A court d'argent, elle est contactée par une association de passionnés des tueurs en série et des crimes étranges... La voici donc obligée – pour satisfaire cette clientèle avide de sensations fraîches – de remonter la piste sanglante. Ne va pas y trouver que son bonheur. C'est réglé comme du papier à musique, un chapitre sur l'enquête à rebours de Libby qui remonte vers l'enfance et vers l'horreur - à moins que ce ne soit l'horreur de l'enfance – et un chapitre du jour du crime qui suit de près, minute par minute, les fatidiques agissements de Ben... Un mec sympa qui écoute Slayer, Venon et autres groupes de hardrock satanistes. Que voulez-vous tout le monde ne peut pas apprécier le rockabilly ?

 

 

Vous ai résumé les trente premières pages. A vous de jouer. La face sombre de l'Amérique vous saute très vite à la gueule. Attention, elle mord.

 

 

Damie Chad.

 

 

MAUVAISES INTENTIONS 3.

 

Autour du procès antiterroriste pour 6 camarades en mai 2012.

 

Antirépression & Luttes / Police & Justice.

 

HTTP://INFOKIOSQUE.NET/MAUVAISES_INTENTIONS

 

 

 

Faut pas croire qu'il n'y a que dans les thrillers des amerloques que le monde n'est pas beau. En notre douce France, ce n'est pas mieux. En plus on n'est pas dans un roman, mais dans la vraie vie. Tout de suite, ça fait très mal.

 

 

Ne voilà-t-il pas que la police – censée protéger la veuve et l'orphelin – s'amuse à peaufiner dans l'ombre des dossiers compromettants sur les citoyens au-dessus de tout soupçon.
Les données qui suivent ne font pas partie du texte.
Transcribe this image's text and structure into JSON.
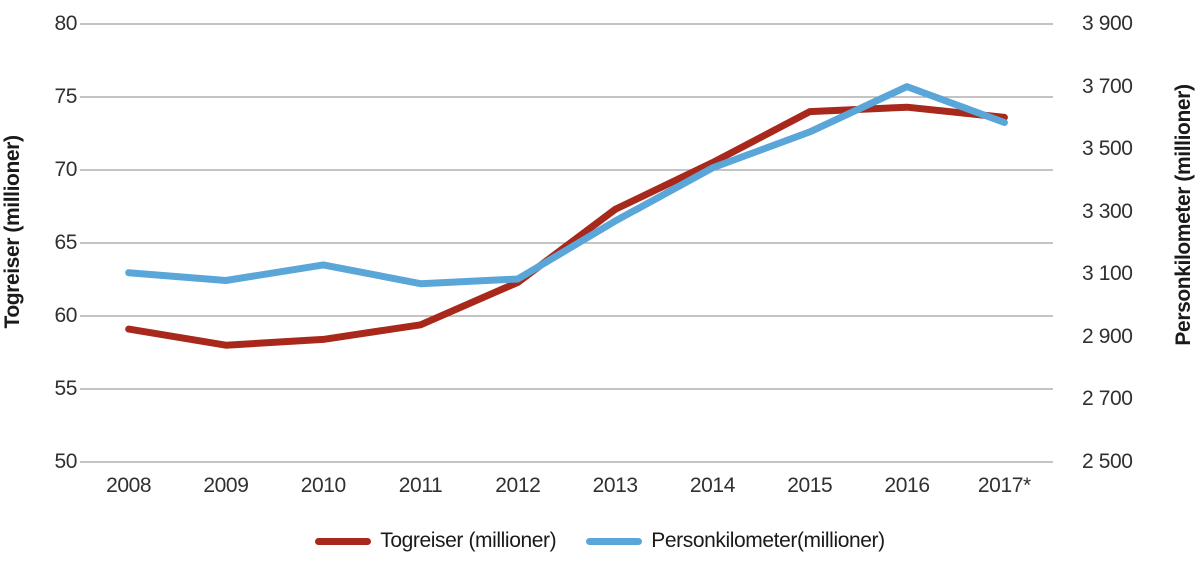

Nous admettons qu'ils sont jeunes, qu'ils portent un regard critique sur notre société si égalitaire, qu'ils dénoncent les camps de rétention ( à ne pas confondre avec les camps de concentration et ne faites pas les mauvais esprits en insinuant qu'il faut un début à tout ), qu'ils manifestent leur mauvaise humeur au nom du droit imprescriptible des individus à vivre librement leur vie du mieux possible là où ils le peuvent, bref ils ne correspondent pas au portrait robot du mouton docile auquel l'on voudrait en haut-lieu que ressemble le consommateur de base.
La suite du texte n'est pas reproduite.